Konzentrierte Arbeitsatmosphäre und ein produktives Miteinander.
3.3 Jugendarbeit im Oderland (Zweites Treffen)
Bei unserem zweiten offiziellen Treffen im November 2012 stand ein Besuch der Ausstellung des Kinderrings Neuhardenberg in Alt Zeschdorf auf dem Programm. Wir wollten dabei herausfinden, was die Jugendarbeit in der Oderregion qualitativ und quantitativ zu bieten hat.
Bei der Ausstellung wurden die Aktivitäten der im Kinderring zusammengeschlossenen Träger der Jugend- und Kinderarbeit in den Ämtern Neuhardenberg, Golzow und Lebus der Öffentlichkeit präsentiert. Im Rahmen dieses Nachmittags haben wir von den Mitarbeitenden der Jugendclubs Fragebögen ausfüllen lassen.
Die Zusammenstellung der Arbeitsergebnisse aller Jugendclubs der Region im Gemeindehaus Alt Zeschdorf war sehr bunt, vielfältig und qualitativ ansprechend, z.B. europäische Themen und Länder, Geschichtsprojekte (DDR), selbstgedrehte Filme, kreative Bastelarbeiten (Picasso-Skulpturen), Theater, Tanzen. Dabei lag das Alter der aktiven Kinder etwa zwischen zwei und 14 Jahren, ältere Jugendliche waren nicht anwesend. Sie scheinen wohl eher die freien Angebote und die Sportaktivitäten anzunehmen. Interessant war zu sehen, dass es in wirklich zahlreichen Orten Kinderclubs gibt, die auch regelmäßig und täglich geöffnet haben. Ferien und Freizeitaktivitäten werden entweder alleine oder unter dem Dach des Kinderrings Neuhardenberg durchgeführt. Teilweise gibt es auch deutsch-polnische Aktionen. Hier scheint es bei den Clubs den Wunsch zu weiterer Zusammenarbeit zu geben. Konkrete Wünsche wurden folgende genannt: Mehr Unterstützung der Eltern, Spiele, CD`s, DVD´s; Internetanschluss, große Brettspiele, festes Personal, mehr Bildungsprojekte. Inwiefern die Öffentlichkeitsarbeit erfolgreich ist, lässt sich von uns auf Grundlage dieser Umfrage nicht beurteilen. Allerdings scheint die Internetseite nicht immer auf dem neuesten Stand zu sein: Beispielsweise wird dort nicht auf die gerade gelaufene Ausstellungsreihe hingewiesen. Ohne den direkten Anruf in Neuhardenberg hätten wir von dieser Aktion nichts erfahren können. Aber offenbar hat hier die Mundpropaganda gut funktioniert, denn der Saal in Alt Zeschdorf war voll besetzt. Allerdings scheint es in der Region doch einen deutlichen Mangel an Angeboten und Aktivitäten für ältere Jugendliche zu geben.

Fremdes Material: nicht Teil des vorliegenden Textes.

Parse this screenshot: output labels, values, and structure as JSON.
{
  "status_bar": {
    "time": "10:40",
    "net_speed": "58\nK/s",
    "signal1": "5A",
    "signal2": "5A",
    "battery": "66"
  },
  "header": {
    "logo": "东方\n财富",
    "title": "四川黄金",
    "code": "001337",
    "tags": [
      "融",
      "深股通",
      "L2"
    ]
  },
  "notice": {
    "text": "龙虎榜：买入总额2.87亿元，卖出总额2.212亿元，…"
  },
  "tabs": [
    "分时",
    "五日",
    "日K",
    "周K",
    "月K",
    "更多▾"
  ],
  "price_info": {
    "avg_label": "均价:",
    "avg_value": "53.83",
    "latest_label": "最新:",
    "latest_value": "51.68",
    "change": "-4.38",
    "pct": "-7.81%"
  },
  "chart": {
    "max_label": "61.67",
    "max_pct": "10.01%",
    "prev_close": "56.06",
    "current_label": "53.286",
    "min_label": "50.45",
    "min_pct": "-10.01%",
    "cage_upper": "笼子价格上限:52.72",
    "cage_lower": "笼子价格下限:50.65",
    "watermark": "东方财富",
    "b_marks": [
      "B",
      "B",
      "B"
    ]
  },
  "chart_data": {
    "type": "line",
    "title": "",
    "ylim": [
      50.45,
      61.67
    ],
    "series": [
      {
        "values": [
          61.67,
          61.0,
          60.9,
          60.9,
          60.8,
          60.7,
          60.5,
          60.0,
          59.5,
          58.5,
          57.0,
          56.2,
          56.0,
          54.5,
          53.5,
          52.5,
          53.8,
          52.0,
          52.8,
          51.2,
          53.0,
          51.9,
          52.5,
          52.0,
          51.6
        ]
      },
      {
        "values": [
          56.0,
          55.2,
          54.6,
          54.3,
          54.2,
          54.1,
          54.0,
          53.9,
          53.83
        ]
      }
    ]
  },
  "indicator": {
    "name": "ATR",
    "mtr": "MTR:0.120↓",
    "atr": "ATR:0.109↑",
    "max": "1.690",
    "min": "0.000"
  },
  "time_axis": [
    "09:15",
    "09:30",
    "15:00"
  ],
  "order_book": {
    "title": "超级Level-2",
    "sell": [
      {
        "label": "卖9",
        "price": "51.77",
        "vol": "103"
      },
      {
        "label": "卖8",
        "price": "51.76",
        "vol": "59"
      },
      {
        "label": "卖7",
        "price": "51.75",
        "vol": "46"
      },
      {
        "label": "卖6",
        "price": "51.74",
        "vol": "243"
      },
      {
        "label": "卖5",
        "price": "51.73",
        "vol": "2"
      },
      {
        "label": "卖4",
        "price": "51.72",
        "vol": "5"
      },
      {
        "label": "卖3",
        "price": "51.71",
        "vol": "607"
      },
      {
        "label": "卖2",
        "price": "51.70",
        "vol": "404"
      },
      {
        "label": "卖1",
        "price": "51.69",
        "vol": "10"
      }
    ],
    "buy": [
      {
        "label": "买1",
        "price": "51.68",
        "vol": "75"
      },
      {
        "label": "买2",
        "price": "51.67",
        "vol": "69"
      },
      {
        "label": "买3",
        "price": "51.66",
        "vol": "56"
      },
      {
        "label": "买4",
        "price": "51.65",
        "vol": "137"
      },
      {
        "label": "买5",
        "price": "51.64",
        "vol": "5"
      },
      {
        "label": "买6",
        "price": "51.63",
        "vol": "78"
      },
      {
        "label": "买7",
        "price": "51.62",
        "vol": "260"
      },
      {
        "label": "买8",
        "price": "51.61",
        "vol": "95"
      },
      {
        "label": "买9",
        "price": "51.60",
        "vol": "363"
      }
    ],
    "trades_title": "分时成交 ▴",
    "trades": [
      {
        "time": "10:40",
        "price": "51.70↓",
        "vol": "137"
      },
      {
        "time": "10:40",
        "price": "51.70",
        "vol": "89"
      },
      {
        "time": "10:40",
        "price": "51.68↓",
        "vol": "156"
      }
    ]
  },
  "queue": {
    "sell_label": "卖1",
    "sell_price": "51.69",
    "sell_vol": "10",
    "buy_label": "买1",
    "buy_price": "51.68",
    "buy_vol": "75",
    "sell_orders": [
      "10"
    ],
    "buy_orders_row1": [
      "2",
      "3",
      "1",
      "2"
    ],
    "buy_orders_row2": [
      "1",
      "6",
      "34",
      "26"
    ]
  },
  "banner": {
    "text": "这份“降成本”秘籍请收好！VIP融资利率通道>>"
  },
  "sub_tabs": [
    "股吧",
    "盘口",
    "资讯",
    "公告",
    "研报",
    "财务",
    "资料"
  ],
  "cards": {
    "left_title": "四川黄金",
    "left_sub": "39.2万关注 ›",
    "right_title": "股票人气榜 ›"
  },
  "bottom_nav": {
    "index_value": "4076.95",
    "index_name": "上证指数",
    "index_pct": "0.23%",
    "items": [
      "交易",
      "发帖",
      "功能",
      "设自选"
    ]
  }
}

3.4 Treffen mit den Bürgermeistern in Kostrzyn (Drittes Treffen)
Das dritte offizielle Treffen Anfang März 2013 stand ganz im Zeichen des Dialogs mit lokalen Politikern in Kostrzyn. Dazu eingeladen waren die Bürgermeister der Städte Seelow (Jörg Schröder) und Kostrzyn (Andrzej Kunt), der Bezirksleiter von Gorzów (Grzegorz Tomczak), der Gemeindevorsitzende von Boleszkowice (Herr Krzywicki) sowie Kathrin Siegel von der Geschäftsstelle des MORO-Projektes Oderlandregion. Anwesend waren auch zwei Mitglieder des lokalen Jugendparlaments aus Kostrzyn (Kostrzynska Mlodziezowa Rada Miasta).
Nach einer kurzen Vorstellungsrunde diskutierten die Jugendlichen mit den anwesenden Politkern und Verwaltungsexperten über Themen wie Gesundheitsvorsorge, Schule und Politik. Anschließend wurden vier Arbeitsgruppen gebildet zu den Themen "Jugendpartizipation" (Herr Kryzwicki) "Problematik Gesundheitssystem" (Kathrin Siegel), "Arbeitsperspektiven" (Jörg Schröder) und "Schulsystem/Schulprofile" (Grzegorz Tomczak) Viele interessante Ergebnisse kamen dabei zustande, "die gar nicht mal so abwegig von der Realität seien", wie Jörg Schröder bemerkte.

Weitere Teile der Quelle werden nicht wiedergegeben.